Assim que seu pai faleceu, Uriel decidiu fugir com toda a sua família para Amsterdã, onde existia uma vibrante comunidade judaica. Na verdade, grande parte da família de sua mãe já vivia nos Países Baixos. A família D’Acosta chegou em Amsterdam no mês de abril de 1615. Gabriel D’Acosta e seus irmãos foram circuncidados e, a partir de então, Gabriel passou a ser conhecido como Uriel D’Acosta, deixando definitivamente as aparências católicas para trás.
No interior da vida comunitária judaica em Amsterdam, Uriel entrou em conflito com os rabinos, pois era um grande conhecedor do Tanah e ficou desapontado com a versão rabínica do judaísmo. Em Portugal, Uriel nunca teve contato com o judaísmo rabínico e, por esse motivo, acreditava que os costumes seguidos pelos judeus eram exatamente aqueles descritos no texto bíblico. Sem saber que o judaísmo rabínico havia construído formas diversas de compreender o Velho Testamento, Uriel fez seu retorno às origens judaicas com base nos seus próprios estudos sobre o texto bíblico.

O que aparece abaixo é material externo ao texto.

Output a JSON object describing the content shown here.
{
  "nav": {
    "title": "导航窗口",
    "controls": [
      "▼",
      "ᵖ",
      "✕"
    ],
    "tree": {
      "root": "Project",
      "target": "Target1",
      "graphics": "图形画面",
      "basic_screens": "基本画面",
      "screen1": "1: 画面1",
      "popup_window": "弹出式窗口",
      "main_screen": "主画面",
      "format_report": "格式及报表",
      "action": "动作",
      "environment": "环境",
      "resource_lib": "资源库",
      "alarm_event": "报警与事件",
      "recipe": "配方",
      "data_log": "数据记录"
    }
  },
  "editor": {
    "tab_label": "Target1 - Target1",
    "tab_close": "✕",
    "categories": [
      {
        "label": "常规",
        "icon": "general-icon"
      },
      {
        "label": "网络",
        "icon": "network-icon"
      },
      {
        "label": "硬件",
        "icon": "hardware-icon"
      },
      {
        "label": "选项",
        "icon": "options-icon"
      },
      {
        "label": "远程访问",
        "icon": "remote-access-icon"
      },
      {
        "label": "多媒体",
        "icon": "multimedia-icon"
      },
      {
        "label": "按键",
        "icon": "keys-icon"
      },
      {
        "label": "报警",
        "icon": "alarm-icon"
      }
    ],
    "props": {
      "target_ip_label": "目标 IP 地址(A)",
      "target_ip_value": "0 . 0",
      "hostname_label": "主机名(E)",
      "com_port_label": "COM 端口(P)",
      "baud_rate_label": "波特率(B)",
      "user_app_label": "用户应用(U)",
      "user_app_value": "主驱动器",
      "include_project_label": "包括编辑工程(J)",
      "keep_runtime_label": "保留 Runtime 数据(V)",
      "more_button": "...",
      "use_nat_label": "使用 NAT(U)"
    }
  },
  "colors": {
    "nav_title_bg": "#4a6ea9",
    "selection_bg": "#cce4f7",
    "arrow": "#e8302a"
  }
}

D’Acosta passou a questionar as leis e as práticas rabínicas, contestando sua posição como verdadeiras leis originais da Torah. Mais além: Uriel acusou as autoridades rabínicas de reformistas, considerando que elas haviam se afastado muito do texto bíblico real. As palavras de D’Acosta foram um vendaval no mundo rabínico, ao acusar o judaísmo rabínico de ser excessivamente ritualizado e de valorizar as leis rabínicas como mais importante que as leis originais da Torah.
D’Acosta foi ainda mais longe, quando, em 1616, escreveu seu primeiro escrito sobre o tema: “Propostas Contra a Tradição”, composição que o levou a ser oficialmente excomungado de sua comunidade, em 1618. D’Acosta descobriu que o judaísmo rabínico era completamente diferente do judaísmo em que ele havia definido sua identidade judaica.
Podemos dizer que Uriel D’Acosta foi o primeiro judeu com ideias emancipatórias, antes mesmo de Espinoza, que era ainda um jovem adolescente nesse período.
Uriel D’Acosta terá um fim trágico por não ter abandonado suas ideias. Excomungado de sua comunidade e também privado de seus livros, que serão queimados em praça pública, D’Acosta fez uma tentativa de se integrar na comunidade judaica de Hamburgo, mas também foi rechaçado pelos judeus alemães. Após ser acusado de blasfêmia e de ateísmo, Uriel foi perseguido de forma tão cruel que acabou em um estado de total miséria e abandono. Sua mãe foi a única pessoa da família e do resto do mundo que ainda o visitava.
A dor e a humilhação serão grandes, de modo que, em 1640, D’Acosta solicita ser readmitido na comunidade judaica de Amsterdam em troca de uma dura penitência, uma humilhação pública total: Uriel recebeu trinta e nove chicotadas e foi pisoteado por toda a comunidade, de acordo com o ritual de readmissão rabínica que vigia na época. Após essa última situação totalmente degradante, D’Acosta escreveu uma breve autobiografia, “Exemplar Humanae Vitae”, “Exemplo de Uma Vida Humana” em latim, para, logo depois, cometer suicídio, em 1640.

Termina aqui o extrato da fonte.